And Wee Baby’s delay is really starting to stress me out. If he doesn’t show up today or tomorrow, he is going to seriously screw up the family visit schedule. As it is, it’s going to be very tight.
Unfortunately, all of our family is at least 6 hours out of town, so there will be no popping by for an hour or two and then going off to their own homes. Any family visitors will be staying with us in our house. 24-7.
Originally, I really wanted to be home for several days before the influx of visitors started. I just didn’t want everyone’s constant two cents about how I should be doing this or that while I was trying to figure things out as a first time mom. As we’ve gotten closer to my due date, and I’m more uncertain about how I’m going to feel after, especially if I need a C-section, I’ve been more flexible in my thinking. I figured we’d see how it went, and how I feel and if I needed/wanted them right away, my parents could jump in the car and come down on pretty short notice. If I felt up to it, we could plan for them to come a couple days after.

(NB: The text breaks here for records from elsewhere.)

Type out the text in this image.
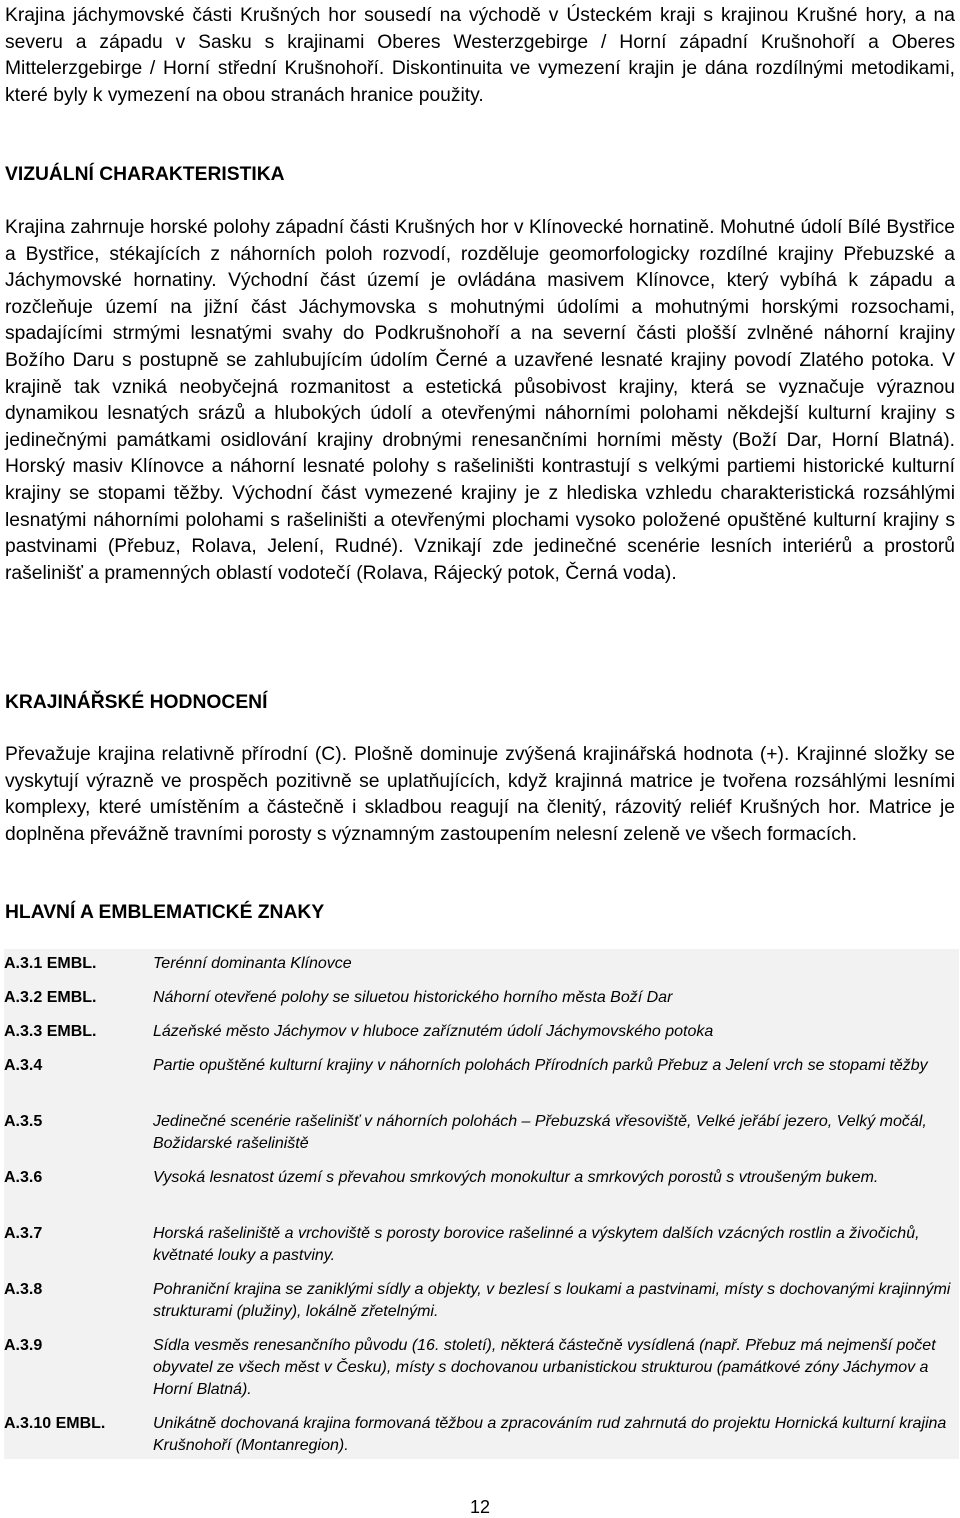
Krajina jáchymovské části Krušných hor sousedí na východě v Ústeckém kraji s krajinou Krušné hory, a na severu a západu v Sasku s krajinami Oberes Westerzgebirge / Horní západní Krušnohoří a Oberes Mittelerzgebirge / Horní střední Krušnohoří. Diskontinuita ve vymezení krajin je dána rozdílnými metodikami, které byly k vymezení na obou stranách hranice použity.

VIZUÁLNÍ CHARAKTERISTIKA

Krajina zahrnuje horské polohy západní části Krušných hor v Klínovecké hornatině. Mohutné údolí Bílé Bystřice a Bystřice, stékajících z náhorních poloh rozvodí, rozděluje geomorfologicky rozdílné krajiny Přebuzské a Jáchymovské hornatiny. Východní část území je ovládána masivem Klínovce, který vybíhá k západu a rozčleňuje území na jižní část Jáchymovska s mohutnými údolími a mohutnými horskými rozsochami, spadajícími strmými lesnatými svahy do Podkrušnohoří a na severní části plošší zvlněné náhorní krajiny Božího Daru s postupně se zahlubujícím údolím Černé a uzavřené lesnaté krajiny povodí Zlatého potoka. V krajině tak vzniká neobyčejná rozmanitost a estetická působivost krajiny, která se vyznačuje výraznou dynamikou lesnatých srázů a hlubokých údolí a otevřenými náhorními polohami někdejší kulturní krajiny s jedinečnými památkami osidlování krajiny drobnými renesančními horními městy (Boží Dar, Horní Blatná). Horský masiv Klínovce a náhorní lesnaté polohy s rašeliništi kontrastují s velkými partiemi historické kulturní krajiny se stopami těžby. Východní část vymezené krajiny je z hlediska vzhledu charakteristická rozsáhlými lesnatými náhorními polohami s rašeliništi a otevřenými plochami vysoko položené opuštěné kulturní krajiny s pastvinami (Přebuz, Rolava, Jelení, Rudné). Vznikají zde jedinečné scenérie lesních interiérů a prostorů rašelinišť a pramenných oblastí vodotečí (Rolava, Rájecký potok, Černá voda).

KRAJINÁŘSKÉ HODNOCENÍ

Převažuje krajina relativně přírodní (C). Plošně dominuje zvýšená krajinářská hodnota (+). Krajinné složky se vyskytují výrazně ve prospěch pozitivně se uplatňujících, když krajinná matrice je tvořena rozsáhlými lesními komplexy, které umístěním a částečně i skladbou reagují na členitý, rázovitý reliéf Krušných hor. Matrice je doplněna převážně travními porosty s významným zastoupením nelesní zeleně ve všech formacích.

HLAVNÍ A EMBLEMATICKÉ ZNAKY
A.3.1 EMBL.	Terénní dominanta Klínovce
A.3.2 EMBL.	Náhorní otevřené polohy se siluetou historického horního města Boží Dar
A.3.3 EMBL.	Lázeňské město Jáchymov v hlubоce zaříznutém údolí Jáchymovského potoka
A.3.4	Partie opuštěné kulturní krajiny v náhorních polohách Přírodních parků Přebuz a Jelení vrch se stopami těžby
A.3.5	Jedinečné scenérie rašelinišť v náhorních polohách – Přebuzská vřesoviště, Velké jeřábí jezero, Velký močál, Božidarské rašeliniště
A.3.6	Vysoká lesnatost území s převahou smrkových monokultur a smrkových porostů s vtroušeným bukem.
A.3.7	Horská rašeliniště a vrchoviště s porosty borovice rašelinné a výskytem dalších vzácných rostlin a živočichů, květnaté louky a pastviny.
A.3.8	Pohraniční krajina se zaniklými sídly a objekty, v bezlesí s loukami a pastvinami, místy s dochovanými krajinnými strukturami (plužiny), lokálně zřetelnými.
A.3.9	Sídla vesměs renesančního původu (16. století), některá částečně vysídlená (např. Přebuz má nejmenší počet obyvatel ze všech měst v Česku), místy s dochovanou urbanistickou strukturou (památkové zóny Jáchymov a Horní Blatná).
A.3.10 EMBL.	Unikátně dochovaná krajina formovaná těžbou a zpracováním rud zahrnutá do projektu Hornická kulturní krajina Krušnohoří (Montanregion).
12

My in-laws are scheduled to come out a week from Sunday, no matter what. My SIL is coming with them and she is a teacher with two kids. School is starting soon for her and her husband has a second job essentially so she’s made arrangements for kid wrangling and daycare, etc. and therefore doesn’t have a lot of flexibility in changing plans to accommodate wee baby’s stubbornness.
At best, if I have wee baby today or tomorrow, then I’m in the hospital for 2-3 days, my parents will need to come in the day I get out of the hospital, to give them a decent 3-4 day visit before we have to turn over all the guest rooms and bathrooms for the next wave of guests. At worst, wee baby waits as much as half a week late or more and then we’re completely screwed…I don’t even know what we’re going to do. I think it goes without saying that I will never be forgiven if we let Miguel’s family comes in and meets the baby before my parents. My mother holds grudges and this would be the mother of all grudges to hold.
When we originally talked about this, the end of July for the In-laws visit seemed plenty far enough out. I never counted just how many days that was from my due date, nor dreamed wee baby would keep us waiting past it. I always assumed people who were “overdue” were more likely screwed up on their dates than actually growing a baby for an extra week. Since we knew without any doubt wee baby’s conception date, I figured we were safely right on the money and would maybe even be lucky enough to go early (common wisdom regarding 1st baby’s late arrivals non-withstanding).
Every night I’m laying awake running the math on another day lost and right now, I’m about ready to cry.